Once more, even though I am forty years out of high school, people with more power than I have decided that because I am different, I am to be punished. Just as gender, skin color, chemical or physical make-up are genetic and not a matter of whim, so is the way I think. You can punish me and lecture me, torment me on the playground, put it in my permanent record, dislike me, demote me, find me intimidating or find me peculiar, give me lousy performance reviews, judge me or discriminate against me, but I can never be anything other than what, or who, I am. Believe me, after 57 years, if there was some way I could pass myself off as a normal person (or at least what the majority of you people have agreed a normal person is) I would.



Another great man once wrote "I believe that i am a molecular swerve, not to be put off by the zippy diversions of the cheap minded." maybe that should be my next tattoo.
Miz Shoes

Rolling and Tumbling

Took a header through the doorway to our bedroom this morning. Went down hard on the terrazzo, the dog guard, and my forearms. Contusions, scrapes, bruises and ouchies everywhere.



In other news, the commenting function is working again and having cleared 5,000 spam followers out of my database, you will be asked to register and use the capcha function in order to use it.

Miz Shoes

Please Don’t Let Me Be Misunderstood

I gave up on Twitter early on, as MizShoes is unable to contain herself to a mere 140 characters and spaces and moved on to Facebook. Deceptively fun to be around, dangerously easy to talk to, Facebook was like cocaine. I have always prided myself on my non-addictive personality; my ability to say enough. So today, I turned off my Facebook account and said, no more. If I have something to mutter aloud, I can mutter in my virtual living room, and not on the train, if you know what I mean. I wanted to embed a video here, a clip of Peter Weller as Buckaroo Banzai, the scene where he utters the immortal line: “The deuce, you say.”, but alas, such is beyond my Google-fu to find.



See you around.

Miz Shoes

Darkness, Darkness be my Pillow

I am depressed. Clinically, one supposes.
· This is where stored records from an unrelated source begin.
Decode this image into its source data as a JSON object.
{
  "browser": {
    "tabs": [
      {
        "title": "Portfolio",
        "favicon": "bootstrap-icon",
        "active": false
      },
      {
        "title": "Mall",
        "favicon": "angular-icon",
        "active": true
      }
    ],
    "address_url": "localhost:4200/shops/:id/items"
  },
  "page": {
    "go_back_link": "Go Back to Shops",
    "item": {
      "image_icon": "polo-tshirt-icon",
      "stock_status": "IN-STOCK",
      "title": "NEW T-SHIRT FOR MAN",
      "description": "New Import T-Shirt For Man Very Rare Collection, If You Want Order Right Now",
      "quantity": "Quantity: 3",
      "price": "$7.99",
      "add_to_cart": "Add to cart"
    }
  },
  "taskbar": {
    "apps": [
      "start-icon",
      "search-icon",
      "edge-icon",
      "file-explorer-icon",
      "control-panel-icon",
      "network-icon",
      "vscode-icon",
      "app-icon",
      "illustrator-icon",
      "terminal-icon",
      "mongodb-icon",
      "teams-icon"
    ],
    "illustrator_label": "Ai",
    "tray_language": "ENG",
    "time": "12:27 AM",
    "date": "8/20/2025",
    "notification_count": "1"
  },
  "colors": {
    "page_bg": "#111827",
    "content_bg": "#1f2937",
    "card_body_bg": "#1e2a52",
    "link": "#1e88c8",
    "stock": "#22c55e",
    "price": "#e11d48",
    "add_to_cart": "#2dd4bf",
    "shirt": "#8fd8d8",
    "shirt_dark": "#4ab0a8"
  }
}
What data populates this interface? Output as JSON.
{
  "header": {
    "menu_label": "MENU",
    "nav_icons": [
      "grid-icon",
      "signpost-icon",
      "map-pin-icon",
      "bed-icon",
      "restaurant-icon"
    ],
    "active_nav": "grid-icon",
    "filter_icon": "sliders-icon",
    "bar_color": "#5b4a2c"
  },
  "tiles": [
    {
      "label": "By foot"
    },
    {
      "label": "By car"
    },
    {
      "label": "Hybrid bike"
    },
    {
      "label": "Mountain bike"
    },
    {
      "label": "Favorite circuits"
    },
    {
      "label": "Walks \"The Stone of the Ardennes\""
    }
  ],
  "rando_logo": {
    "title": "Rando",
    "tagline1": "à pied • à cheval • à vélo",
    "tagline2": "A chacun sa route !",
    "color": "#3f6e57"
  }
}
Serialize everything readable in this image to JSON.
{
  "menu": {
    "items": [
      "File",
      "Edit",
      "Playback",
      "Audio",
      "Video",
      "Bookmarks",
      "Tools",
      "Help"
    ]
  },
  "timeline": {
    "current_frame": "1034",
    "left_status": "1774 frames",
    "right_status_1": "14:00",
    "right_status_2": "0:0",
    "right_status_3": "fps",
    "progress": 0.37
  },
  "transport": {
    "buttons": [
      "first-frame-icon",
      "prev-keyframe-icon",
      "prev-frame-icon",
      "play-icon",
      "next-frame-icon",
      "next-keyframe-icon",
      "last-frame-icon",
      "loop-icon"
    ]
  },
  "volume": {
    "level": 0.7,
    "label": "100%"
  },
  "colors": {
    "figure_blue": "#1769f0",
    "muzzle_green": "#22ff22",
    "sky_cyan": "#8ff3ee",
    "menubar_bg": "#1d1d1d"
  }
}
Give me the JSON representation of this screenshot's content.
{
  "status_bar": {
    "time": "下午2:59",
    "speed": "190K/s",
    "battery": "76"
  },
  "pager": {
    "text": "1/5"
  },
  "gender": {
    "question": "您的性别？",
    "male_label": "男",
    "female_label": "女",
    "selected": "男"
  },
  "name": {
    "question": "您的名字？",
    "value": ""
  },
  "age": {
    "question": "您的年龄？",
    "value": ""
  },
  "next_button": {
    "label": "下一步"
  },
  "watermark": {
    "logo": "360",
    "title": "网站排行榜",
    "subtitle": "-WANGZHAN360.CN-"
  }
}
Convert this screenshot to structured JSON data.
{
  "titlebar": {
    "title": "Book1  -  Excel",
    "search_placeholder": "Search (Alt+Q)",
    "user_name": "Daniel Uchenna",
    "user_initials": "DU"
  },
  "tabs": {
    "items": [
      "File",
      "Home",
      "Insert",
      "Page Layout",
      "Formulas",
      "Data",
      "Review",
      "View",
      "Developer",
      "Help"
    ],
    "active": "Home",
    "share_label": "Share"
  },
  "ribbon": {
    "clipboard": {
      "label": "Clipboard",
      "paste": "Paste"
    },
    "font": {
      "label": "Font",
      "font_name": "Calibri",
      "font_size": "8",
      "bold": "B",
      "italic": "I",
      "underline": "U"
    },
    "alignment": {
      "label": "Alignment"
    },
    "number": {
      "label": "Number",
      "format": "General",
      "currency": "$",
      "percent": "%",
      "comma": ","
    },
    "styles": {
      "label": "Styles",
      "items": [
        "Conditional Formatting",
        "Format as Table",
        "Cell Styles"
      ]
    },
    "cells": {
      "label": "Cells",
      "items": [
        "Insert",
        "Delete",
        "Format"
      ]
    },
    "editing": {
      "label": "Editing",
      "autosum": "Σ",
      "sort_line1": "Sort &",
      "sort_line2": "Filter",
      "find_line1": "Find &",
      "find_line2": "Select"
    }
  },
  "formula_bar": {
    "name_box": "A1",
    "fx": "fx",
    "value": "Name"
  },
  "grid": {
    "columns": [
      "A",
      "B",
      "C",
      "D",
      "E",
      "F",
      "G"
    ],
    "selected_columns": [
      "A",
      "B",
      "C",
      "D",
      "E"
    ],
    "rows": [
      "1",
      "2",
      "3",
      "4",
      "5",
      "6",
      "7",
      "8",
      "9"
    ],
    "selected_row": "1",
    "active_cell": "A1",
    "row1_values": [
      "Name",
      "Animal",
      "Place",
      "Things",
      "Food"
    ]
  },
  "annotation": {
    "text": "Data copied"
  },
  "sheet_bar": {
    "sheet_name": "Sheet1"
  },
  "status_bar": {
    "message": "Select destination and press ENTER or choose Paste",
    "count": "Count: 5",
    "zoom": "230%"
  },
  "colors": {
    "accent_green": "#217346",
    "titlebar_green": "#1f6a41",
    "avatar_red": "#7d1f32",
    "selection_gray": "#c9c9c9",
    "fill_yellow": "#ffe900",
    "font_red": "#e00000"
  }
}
I am spinning in place, with so many projects and ideas in my head, but too few hours in each day, and too little energy to create in the ones available to me to do so. I want to blog, but about what? Does anyone really want to hear me whine about such first world problems?



I am depressed about the political climate in my country. Are these shit-flinging chimps really viable presidential candidates? Have we, as a nation, completely lost the power of critical thinking, the ability to understand nuanced thought and complex concepts? (Don’t answer that. It was a dispirited, and jaundiced, rhetorical question.)



I am depressed about what used to be my career and is now reduced to a mere job, something I do eight hours a day to pay the bills. Although I am dangled carrots, I know them to be nothing more than carrots on a string, to be snatched away when I believe them to be within my grasp.

I am depressed about, well, everything.

Mix Shoes has had a few rough days at work, at physical therapy, at life. Tonight, upon leaving work late, and having worked straight through lunch, I made a stop at the bodega on the ground floor of my office building. They’re new, and they sell wine and beer, which means they may last longer than the usual six months that restaurants in that particular space last. It was with little hope that I stopped in on my way to the train.



I don’t suppose you’d sell me a glass of wine to go, in a styrofoam coffee cup with a lid, would you? Well, bless Miz Shoes soul, they did. I had a lovely ride home, sucking down my generic red plonk through the sippy lid. For an added treat, the RLA took me to the Middle Eastern joint for supper, where I indulged in carbohydrates, to wit: gaymeh and tardig.



I am now thoroughly fuzzy brained, and thoroughly happy.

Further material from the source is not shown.